71 Missionen sind in den vergangenen fünf Dekaden von hier aus gesteuert und überwacht worden. "Aktuell sind es drei Kommunikations- und fünf Erdbeobachtungssatelliten, die wir vom großen Kontrollraum aus kommandieren", sagt Kuch im Raumfahrer-Jargon. Zehn weitere Missionen sind in Vorbereitung.

An diesem Mittwoch ist es ruhig im Satelliten-Kontrollraum, die Arbeitsplätze mit ihren vielen Bildschirmen sind nur zeitweise besetzt. Gegenüber allerdings, im Kontrollraum für die Columbus, das europäische Forschungslabor auf der ISS, wird rund um die Uhr in drei Schichten gearbeitet. "Wir überwachen die Zusammensetzung der Luft, die Temperatur an Bord und andere wichtige Parameter", sagt Kuch, der seit 30 Jahren am GSOC arbeitet. "Und natürlich wünschen wir den Astronauten auch mal einen guten Morgen", fügt er hinzu. Ein Astronaut bleibt sechs Monate auf der Raumstation, da darf es ruhig etwas menscheln.

80 Mitarbeiter des Kontrollzentrum sind allein für ISS-Aufgaben zuständig, insgesamt arbeiten hier 400 Menschen. "Am 1. März 1968, als man anfing, waren es gerade mal ein Dutzend", sagt Kuch. Dass die Wahl des Standorts für das Zentrum auf den kleinen Ort Oberpfaffenhofen fiel, sei nicht weiter verwunderlich, denn zum einen war der Gemeindeteil von Weßling schon in den Dreißigerjahren mit dem Dornier-Werk ein Luftfahrt-Standort, zum anderen befand sich schon der Vorläufer des DLR auf dem Gelände.

Seit 3673 Tagen wird von hier aus nun schon das Labor Columbus überwacht. Daneben gibt es zahlreiche Satelliten für unterschiedliche Aufgaben wie Kommunikation, Erdbeobachtung und Navigation. Sie werden nach ihrem Start auf einer Trägerrakete in die vorgesehene Umlaufbahn gelotst, im Orbit getestet und funktionsfähig gemacht. Oft werden die Satelliten auch während ihrer gesamten Lebensdauer vom Kontrollzentrum aus betrieben.

Anspannung bei jeder Mission

Und wenn etwas schief läuft? Wenn etwa eine elektrische Leitung zu schmoren beginnt und ein Feuer droht? "Nein, dann gibt es bei uns nicht wie im Raumschiff Enterprise ein Sirenengeheul und Lichtgeflacker. Aber auf unseren Bildschirmen würden die Alarme rot angezeigt", sagt Kuch. Doch so weit soll es nicht kommen. Auf ihren Konsolen haben manche Mitarbeiter, sämtlich Ingenieure, Talismane aufgestellt: einen Bauarbeiterhelm oder auch einen Wichtel.

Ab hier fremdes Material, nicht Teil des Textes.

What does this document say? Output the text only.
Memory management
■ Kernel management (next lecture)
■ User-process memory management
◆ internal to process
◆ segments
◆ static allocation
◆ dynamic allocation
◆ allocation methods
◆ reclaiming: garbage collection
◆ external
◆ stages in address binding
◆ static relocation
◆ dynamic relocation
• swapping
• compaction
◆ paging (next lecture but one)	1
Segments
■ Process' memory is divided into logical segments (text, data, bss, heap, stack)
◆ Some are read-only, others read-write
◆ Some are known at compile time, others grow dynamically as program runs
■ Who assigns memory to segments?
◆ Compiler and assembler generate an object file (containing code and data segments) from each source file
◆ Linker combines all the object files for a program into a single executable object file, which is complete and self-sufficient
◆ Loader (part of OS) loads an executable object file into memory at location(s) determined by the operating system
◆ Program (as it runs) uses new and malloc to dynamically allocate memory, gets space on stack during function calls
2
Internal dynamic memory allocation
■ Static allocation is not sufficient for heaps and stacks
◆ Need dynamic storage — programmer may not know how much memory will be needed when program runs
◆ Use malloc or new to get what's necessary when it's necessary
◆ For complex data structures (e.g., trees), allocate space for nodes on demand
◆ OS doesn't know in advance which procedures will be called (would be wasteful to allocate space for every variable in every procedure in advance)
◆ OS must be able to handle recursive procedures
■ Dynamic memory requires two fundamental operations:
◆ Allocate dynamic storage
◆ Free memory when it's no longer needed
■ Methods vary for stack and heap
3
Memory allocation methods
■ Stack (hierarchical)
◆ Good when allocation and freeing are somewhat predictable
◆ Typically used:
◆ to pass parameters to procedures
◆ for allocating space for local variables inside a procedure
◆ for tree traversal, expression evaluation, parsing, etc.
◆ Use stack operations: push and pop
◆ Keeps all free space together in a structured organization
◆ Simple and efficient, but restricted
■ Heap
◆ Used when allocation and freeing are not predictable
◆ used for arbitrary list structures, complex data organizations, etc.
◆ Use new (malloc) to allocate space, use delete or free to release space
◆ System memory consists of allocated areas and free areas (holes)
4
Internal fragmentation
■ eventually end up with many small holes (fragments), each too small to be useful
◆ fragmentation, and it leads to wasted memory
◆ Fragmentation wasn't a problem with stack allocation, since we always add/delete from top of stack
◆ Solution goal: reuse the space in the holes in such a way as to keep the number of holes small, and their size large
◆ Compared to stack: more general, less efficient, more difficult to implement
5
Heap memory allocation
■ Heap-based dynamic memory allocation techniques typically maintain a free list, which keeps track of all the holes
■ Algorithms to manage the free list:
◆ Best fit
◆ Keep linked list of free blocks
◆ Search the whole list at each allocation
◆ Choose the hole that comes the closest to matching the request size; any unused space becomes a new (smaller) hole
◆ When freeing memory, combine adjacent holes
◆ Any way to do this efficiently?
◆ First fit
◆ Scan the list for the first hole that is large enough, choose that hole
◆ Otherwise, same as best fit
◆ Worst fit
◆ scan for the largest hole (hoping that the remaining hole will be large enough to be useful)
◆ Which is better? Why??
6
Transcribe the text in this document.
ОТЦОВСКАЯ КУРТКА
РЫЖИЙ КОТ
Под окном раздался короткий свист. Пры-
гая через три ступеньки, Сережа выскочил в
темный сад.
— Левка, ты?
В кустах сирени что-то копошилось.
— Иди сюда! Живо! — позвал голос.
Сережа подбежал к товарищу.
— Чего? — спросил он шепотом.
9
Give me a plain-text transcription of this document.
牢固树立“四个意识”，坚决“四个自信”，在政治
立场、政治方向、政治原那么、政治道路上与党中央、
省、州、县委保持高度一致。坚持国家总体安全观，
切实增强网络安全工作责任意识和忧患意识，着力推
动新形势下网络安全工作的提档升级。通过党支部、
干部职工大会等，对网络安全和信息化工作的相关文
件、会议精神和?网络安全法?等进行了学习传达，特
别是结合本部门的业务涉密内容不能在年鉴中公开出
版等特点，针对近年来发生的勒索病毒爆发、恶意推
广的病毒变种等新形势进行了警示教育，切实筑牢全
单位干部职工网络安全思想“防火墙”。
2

Ist denn schon mal etwas schief gelaufen? Kuch muss da nicht lange nachdenken. "Bereits meine erste Mission war leider kein Erfolg", sagt er. Das war 1987 mit TV-Sat 1, dem ersten direktausstrahlenden Fernsehsatelliten. "Eines der beiden Solarpaddel hat sich nicht ausklappen lassen", sagt Kuch. "Wir haben damals den Satelliten mit Hilfe seiner Düsen gerüttelt und geschüttelt, aber da ließ sich nichts machen", erinnert sich Kuch.

So wurde TV-Sat 1 schließlich in den Friedhofs-Orbit geschickt, also zirka 200 Kilometer oberhalb der geostationären Umlaufbahn in 36 000 Kilometern über dem Äquator. "Dort oben kreist er noch immer", erklärt Kuch, der Elektrotechnik studiert hat. "Obwohl ich jetzt schon fast 50 Missionen mit dabei war, bin ich immer noch jedes Mal angespannt. Nach dem Start der Columbus im Jahr 2008 war ich erst entspannt, als die Astronauten an Bord das Licht eingeschaltet haben."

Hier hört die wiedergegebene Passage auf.